Independent think-tank the Resolution Foundation says NLW is set to transform Britain’s low-pay landscape.
It is expected to lift more than 800,000 workers out of low pay by 2020 – the first significant fall in the number of low-paid workers in over two decades. There are currently 5.7 million low-paid workers across Britain, three-fifths of whom are women.
The Resolution Foundation had carried out analysis which showed the impact of the NLW would vary considerably across Scotland when the £7.20 hourly rate was introduced last April.
While one-third of employees in Clackmannanshire and Dumfries and Galloway were affected, just 16% of workers in Aberdeen benefited. Edinburgh (17%), Dundee (18%) and Glasgow (19%) were also significantly lower.

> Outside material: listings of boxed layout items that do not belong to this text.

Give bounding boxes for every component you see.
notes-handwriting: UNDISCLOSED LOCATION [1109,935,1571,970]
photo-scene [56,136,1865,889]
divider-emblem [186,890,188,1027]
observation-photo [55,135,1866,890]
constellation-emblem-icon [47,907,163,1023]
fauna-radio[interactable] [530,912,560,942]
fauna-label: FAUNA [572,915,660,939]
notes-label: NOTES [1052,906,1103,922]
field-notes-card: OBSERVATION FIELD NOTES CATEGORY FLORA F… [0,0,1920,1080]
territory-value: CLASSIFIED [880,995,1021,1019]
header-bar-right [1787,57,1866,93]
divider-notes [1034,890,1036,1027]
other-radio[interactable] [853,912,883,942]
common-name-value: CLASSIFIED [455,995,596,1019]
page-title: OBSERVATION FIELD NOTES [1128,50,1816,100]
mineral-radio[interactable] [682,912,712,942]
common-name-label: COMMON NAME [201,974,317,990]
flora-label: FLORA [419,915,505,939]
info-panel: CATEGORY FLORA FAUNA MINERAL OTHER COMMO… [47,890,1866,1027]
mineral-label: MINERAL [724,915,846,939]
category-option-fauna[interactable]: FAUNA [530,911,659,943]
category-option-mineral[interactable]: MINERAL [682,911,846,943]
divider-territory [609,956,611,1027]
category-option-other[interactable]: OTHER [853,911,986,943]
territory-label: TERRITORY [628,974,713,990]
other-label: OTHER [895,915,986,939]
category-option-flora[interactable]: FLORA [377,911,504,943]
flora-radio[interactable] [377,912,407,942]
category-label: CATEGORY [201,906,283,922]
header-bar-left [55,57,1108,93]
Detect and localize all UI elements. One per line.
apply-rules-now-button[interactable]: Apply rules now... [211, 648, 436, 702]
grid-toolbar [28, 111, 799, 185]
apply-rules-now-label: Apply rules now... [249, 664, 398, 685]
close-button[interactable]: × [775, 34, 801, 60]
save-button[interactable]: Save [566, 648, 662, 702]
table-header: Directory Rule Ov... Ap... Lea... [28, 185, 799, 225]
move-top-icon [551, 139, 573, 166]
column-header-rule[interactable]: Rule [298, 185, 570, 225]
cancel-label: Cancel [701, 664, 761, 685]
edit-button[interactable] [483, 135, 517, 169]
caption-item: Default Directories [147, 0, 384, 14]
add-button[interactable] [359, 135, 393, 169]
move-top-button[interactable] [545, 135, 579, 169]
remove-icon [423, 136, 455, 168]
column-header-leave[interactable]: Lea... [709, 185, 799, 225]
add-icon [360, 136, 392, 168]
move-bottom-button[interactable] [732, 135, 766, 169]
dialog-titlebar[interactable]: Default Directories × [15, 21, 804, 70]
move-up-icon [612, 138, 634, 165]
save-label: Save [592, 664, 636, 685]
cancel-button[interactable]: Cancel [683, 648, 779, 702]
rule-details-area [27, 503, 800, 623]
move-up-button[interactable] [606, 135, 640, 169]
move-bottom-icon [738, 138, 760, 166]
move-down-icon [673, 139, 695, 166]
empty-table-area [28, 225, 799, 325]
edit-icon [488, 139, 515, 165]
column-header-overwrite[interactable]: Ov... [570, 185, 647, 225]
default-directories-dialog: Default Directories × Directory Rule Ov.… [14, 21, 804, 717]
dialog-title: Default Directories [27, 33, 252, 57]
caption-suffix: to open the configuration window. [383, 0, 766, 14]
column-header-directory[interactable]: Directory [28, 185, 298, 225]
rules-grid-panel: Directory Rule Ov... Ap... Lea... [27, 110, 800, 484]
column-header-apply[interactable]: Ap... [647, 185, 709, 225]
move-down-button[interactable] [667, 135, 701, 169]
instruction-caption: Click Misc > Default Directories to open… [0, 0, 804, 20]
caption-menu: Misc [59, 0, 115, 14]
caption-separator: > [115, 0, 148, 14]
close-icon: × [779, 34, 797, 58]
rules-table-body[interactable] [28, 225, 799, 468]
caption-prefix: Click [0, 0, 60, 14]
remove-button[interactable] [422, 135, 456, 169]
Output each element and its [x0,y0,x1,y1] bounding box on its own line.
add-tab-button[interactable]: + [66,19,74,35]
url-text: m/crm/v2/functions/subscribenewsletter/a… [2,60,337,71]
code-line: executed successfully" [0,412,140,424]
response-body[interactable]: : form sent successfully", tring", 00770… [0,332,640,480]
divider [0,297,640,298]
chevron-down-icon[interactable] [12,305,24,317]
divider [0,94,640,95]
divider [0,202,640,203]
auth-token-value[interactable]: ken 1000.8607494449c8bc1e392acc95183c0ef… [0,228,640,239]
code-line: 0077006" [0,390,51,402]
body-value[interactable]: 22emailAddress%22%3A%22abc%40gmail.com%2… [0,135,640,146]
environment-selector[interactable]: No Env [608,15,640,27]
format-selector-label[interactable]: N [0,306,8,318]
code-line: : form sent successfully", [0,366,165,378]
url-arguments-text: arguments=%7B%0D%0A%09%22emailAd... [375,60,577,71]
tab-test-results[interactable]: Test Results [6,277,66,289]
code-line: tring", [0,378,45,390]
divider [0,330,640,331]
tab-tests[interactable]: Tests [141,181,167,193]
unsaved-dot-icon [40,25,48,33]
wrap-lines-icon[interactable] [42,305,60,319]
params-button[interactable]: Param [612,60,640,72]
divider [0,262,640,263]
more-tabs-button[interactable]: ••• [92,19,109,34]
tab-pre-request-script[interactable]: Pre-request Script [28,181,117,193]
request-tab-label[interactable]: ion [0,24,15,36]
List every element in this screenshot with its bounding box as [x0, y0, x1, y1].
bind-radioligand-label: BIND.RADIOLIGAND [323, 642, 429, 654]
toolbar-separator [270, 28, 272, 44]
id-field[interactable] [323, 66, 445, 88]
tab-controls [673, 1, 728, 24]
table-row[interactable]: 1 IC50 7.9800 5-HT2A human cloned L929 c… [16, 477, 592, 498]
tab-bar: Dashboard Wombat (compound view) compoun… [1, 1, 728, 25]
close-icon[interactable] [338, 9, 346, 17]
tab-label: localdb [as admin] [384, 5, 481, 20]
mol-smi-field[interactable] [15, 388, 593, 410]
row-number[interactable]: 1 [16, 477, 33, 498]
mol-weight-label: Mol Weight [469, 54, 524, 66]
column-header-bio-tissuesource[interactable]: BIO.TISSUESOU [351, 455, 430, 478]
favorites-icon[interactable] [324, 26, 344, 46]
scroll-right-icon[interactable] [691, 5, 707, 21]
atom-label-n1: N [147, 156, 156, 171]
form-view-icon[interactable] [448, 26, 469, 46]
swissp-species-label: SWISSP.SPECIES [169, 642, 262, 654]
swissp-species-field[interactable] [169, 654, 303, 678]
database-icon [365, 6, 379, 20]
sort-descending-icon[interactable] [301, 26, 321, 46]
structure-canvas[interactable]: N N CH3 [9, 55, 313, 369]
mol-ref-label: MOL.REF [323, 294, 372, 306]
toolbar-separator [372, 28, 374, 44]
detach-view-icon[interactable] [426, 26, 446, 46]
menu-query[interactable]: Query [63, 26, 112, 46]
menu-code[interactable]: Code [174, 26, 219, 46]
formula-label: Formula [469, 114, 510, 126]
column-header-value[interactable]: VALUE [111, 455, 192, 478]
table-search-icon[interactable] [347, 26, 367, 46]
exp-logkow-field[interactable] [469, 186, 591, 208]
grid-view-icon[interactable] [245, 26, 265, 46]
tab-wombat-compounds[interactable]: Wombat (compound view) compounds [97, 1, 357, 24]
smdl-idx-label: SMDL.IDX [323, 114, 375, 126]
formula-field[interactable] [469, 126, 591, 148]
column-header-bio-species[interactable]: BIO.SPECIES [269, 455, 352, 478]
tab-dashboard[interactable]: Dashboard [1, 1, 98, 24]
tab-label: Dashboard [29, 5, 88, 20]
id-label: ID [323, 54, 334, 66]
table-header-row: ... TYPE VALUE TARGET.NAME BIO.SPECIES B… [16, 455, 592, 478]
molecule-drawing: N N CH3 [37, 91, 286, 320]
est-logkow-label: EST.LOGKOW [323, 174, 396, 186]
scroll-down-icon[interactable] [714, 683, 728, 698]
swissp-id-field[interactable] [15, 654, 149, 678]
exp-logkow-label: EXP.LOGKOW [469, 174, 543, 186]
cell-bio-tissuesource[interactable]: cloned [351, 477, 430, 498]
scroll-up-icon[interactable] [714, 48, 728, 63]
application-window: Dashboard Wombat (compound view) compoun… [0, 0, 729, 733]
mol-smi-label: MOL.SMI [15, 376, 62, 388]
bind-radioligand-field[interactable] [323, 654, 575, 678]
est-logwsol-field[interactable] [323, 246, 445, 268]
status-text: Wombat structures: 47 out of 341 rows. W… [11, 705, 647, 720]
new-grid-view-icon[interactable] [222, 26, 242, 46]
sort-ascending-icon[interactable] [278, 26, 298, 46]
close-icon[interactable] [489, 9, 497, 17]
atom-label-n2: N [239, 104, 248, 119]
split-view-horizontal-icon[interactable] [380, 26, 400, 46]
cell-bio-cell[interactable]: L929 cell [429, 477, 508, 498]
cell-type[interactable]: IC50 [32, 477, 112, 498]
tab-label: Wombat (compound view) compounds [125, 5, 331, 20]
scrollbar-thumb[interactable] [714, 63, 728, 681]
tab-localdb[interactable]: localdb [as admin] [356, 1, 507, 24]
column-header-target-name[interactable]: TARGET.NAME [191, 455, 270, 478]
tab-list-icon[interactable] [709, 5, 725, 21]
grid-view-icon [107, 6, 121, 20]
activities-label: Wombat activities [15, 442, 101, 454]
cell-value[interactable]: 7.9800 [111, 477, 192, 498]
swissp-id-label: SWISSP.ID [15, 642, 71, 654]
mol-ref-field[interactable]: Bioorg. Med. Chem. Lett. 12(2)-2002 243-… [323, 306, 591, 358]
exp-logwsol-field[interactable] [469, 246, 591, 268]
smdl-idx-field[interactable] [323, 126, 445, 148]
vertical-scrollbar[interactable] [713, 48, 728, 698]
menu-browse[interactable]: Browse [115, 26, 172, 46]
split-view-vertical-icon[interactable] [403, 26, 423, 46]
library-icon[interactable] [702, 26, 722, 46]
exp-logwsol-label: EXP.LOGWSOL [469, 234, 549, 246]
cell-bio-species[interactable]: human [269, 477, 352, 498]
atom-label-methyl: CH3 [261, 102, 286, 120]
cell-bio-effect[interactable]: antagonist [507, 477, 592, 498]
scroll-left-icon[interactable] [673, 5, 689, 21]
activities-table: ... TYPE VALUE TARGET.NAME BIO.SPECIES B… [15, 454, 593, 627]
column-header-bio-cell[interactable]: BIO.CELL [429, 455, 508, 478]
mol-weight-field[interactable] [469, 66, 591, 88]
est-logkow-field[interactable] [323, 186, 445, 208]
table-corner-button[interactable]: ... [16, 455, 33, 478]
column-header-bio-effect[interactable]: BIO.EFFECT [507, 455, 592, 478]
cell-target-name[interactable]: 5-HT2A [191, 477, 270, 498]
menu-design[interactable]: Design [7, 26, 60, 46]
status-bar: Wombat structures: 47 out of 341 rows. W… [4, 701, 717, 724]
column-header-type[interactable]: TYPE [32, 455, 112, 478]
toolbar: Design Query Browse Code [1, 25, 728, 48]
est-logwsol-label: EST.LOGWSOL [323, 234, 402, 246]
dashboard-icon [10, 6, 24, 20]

Around 500,000 Scottish employees have been impacted by the increase.
New research from the Federation of Small Businesses (FSB) last autumn found that small firms were meeting the challenge posed by the new NLW.
The FSB study found that the majority were already paying all their staff above the NLW of £7.20 an hour.
Mike Cherry, national chairman at the FSB, said: "Small employers have stretched to meet the challenge set by the NLW, with many paying their staff more by reducing operating margins. This will get harder for many firms in later years, with the targets set in a ‘pre-Brexit-decision’ economy.
“Considering the uncertain economic climate, the Low Pay Commission must be given the opportunity to adapt the NLW target in future years so that it can be met without job losses or harming job creation. The rate of the NLW should be set at a level the economy can afford, based upon economic and not political priorities.”